Museum pays tribute to Vt.-N.Y. slate workers

The many slate roofs still seen on 19th and early 20th century houses around Rutland and Addison counties in Vermont had their origin in the many slate pits of the historic Slate Valley. A fascinating glimpse inside the multi-ethnic lives of the slate workers of Vermont and New York awaits the weekend explorer at the Slate Valley Museum in Granville, N.Y.

The Slate Valley of southwestern Vermont and eastern New York extends 24 miles along the borders of both states from Granville, N.Y .and Rupert, Vt., north to Fair Haven, Vt. The area is about six miles wide. From still comes high quality slate used in various industrial applications.

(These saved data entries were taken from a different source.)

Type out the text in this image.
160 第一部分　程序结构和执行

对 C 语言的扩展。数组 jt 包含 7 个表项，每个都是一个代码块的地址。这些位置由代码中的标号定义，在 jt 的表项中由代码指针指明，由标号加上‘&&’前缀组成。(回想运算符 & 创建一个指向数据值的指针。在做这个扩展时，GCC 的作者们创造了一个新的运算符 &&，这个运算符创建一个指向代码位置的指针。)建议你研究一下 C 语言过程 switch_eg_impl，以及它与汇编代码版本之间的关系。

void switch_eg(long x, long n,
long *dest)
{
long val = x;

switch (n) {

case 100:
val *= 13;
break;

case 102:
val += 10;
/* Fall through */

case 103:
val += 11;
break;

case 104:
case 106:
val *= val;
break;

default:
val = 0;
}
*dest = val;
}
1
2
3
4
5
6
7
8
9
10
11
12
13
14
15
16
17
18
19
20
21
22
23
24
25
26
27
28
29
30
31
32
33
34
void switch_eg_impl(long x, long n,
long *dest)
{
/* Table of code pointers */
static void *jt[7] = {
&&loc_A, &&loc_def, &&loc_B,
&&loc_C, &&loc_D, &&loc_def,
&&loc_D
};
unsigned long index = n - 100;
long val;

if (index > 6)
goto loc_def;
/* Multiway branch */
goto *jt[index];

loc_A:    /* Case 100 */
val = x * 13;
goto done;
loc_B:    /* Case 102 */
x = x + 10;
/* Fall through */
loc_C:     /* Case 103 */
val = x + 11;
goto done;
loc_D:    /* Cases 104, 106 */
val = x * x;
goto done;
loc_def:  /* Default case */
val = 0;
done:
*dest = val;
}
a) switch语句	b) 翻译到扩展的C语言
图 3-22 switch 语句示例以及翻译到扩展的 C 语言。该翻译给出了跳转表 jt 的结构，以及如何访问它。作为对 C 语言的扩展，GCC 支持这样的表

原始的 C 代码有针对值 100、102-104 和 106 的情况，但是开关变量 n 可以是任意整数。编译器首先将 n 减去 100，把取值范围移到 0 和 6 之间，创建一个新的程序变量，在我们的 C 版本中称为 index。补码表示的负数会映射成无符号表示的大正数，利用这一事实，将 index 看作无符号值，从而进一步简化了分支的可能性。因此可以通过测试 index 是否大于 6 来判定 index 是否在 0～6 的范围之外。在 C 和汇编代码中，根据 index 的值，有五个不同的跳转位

In 1839, slate deposits were discovered near Fair Haven, but quarrying was found impractical and uses for slate were limited. By the mid 1840s things began to change, and a strong future for the industry looked promising. The roof of a barn one mile south of Fair Haven was the first to be covered with slate in 1848. It was feared the barn would not withstand the weight of the stone. The barn is still standing today and the same slate roof is intact.

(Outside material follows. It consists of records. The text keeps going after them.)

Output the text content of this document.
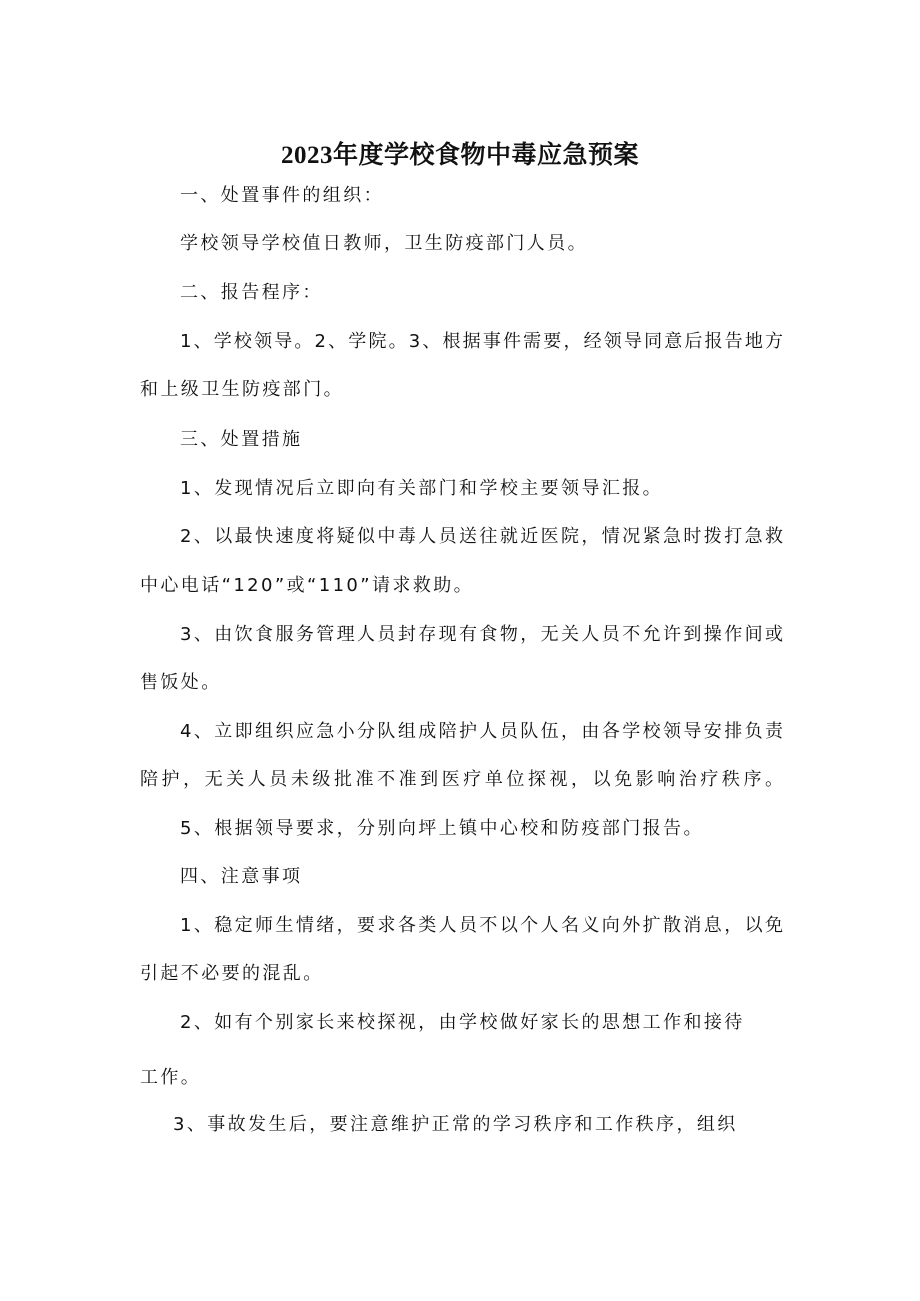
2023年度学校食物中毒应急预案
一、处置事件的组织：
学校领导学校值日教师，卫生防疫部门人员。
二、报告程序：
1、学校领导。2、学院。3、根据事件需要，经领导同意后报告地方
和上级卫生防疫部门。
三、处置措施
1、发现情况后立即向有关部门和学校主要领导汇报。
2、以最快速度将疑似中毒人员送往就近医院，情况紧急时拨打急救
中心电话“120”或“110”请求救助。
3、由饮食服务管理人员封存现有食物，无关人员不允许到操作间或
售饭处。
4、立即组织应急小分队组成陪护人员队伍，由各学校领导安排负责
陪护，无关人员未级批准不准到医疗单位探视，以免影响治疗秩序。
5、根据领导要求，分别向坪上镇中心校和防疫部门报告。
四、注意事项
1、稳定师生情绪，要求各类人员不以个人名义向外扩散消息，以免
引起不必要的混乱。
2、如有个别家长来校探视，由学校做好家长的思想工作和接待
工作。
3、事故发生后，要注意维护正常的学习秩序和工作秩序，组织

With the industry ready to take off, many workers were recruited.

In 1850, the first Welsh immigrants arrived in Fair Haven, and in 1852 thirty Welsh settlers arrived in Middle Granville. Several slate companies were formed. The biggest problem early on was the transportation of the quarried stone. In order to solve the problem, the Rutland and Washington Railroad, which had started in 1845, extended its lines to Poultney, Vt. and later to Salem, N.Y. and Eagle Bridge, N.Y. This move allowed the industry to continue to grow.

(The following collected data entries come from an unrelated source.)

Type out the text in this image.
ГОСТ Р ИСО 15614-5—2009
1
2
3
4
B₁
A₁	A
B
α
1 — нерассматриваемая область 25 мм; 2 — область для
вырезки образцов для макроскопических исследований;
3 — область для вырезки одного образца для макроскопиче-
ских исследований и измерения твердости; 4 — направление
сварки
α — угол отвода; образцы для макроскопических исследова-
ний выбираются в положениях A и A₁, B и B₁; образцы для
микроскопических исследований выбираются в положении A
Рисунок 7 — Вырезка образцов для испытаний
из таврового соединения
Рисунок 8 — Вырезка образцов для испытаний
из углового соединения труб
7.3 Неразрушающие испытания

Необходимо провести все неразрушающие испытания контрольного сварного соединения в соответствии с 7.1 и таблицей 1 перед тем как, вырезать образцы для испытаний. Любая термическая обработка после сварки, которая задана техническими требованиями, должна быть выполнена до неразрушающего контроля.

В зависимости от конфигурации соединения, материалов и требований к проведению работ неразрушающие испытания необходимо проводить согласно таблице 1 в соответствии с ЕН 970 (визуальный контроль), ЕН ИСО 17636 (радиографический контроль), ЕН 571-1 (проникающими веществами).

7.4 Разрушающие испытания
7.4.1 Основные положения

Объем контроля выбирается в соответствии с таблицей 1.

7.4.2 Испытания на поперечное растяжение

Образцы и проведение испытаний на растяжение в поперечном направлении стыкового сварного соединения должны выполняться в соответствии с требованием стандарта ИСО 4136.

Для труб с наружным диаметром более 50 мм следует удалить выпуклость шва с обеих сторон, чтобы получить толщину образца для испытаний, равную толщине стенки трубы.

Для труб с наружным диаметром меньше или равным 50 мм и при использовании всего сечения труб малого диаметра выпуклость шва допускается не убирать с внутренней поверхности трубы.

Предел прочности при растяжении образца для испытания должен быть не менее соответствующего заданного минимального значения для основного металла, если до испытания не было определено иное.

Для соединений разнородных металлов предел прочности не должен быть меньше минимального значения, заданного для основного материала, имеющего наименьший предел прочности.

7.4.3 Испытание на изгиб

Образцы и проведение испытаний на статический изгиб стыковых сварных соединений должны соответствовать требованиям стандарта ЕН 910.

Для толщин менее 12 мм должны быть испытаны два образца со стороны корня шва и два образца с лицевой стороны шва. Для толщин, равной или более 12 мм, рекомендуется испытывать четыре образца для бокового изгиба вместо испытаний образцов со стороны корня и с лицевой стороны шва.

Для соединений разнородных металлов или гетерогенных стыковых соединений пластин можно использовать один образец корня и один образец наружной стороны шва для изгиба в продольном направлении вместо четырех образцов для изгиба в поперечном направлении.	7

Immigration of workers to the Slate Valley increased with three hundred recruited from Wales in 1891 when the industry began to boom. And immigrants continued to come to the area through the 1890s and early 1900s from Poland, Austria, Czechoslovakia, Yugoslavia, Italy, Ireland, Hungary and later Canada. Many were already skilled quarrymen as the Welsh had been when they first arrived in this country. Many were skilled in other types of mining as well.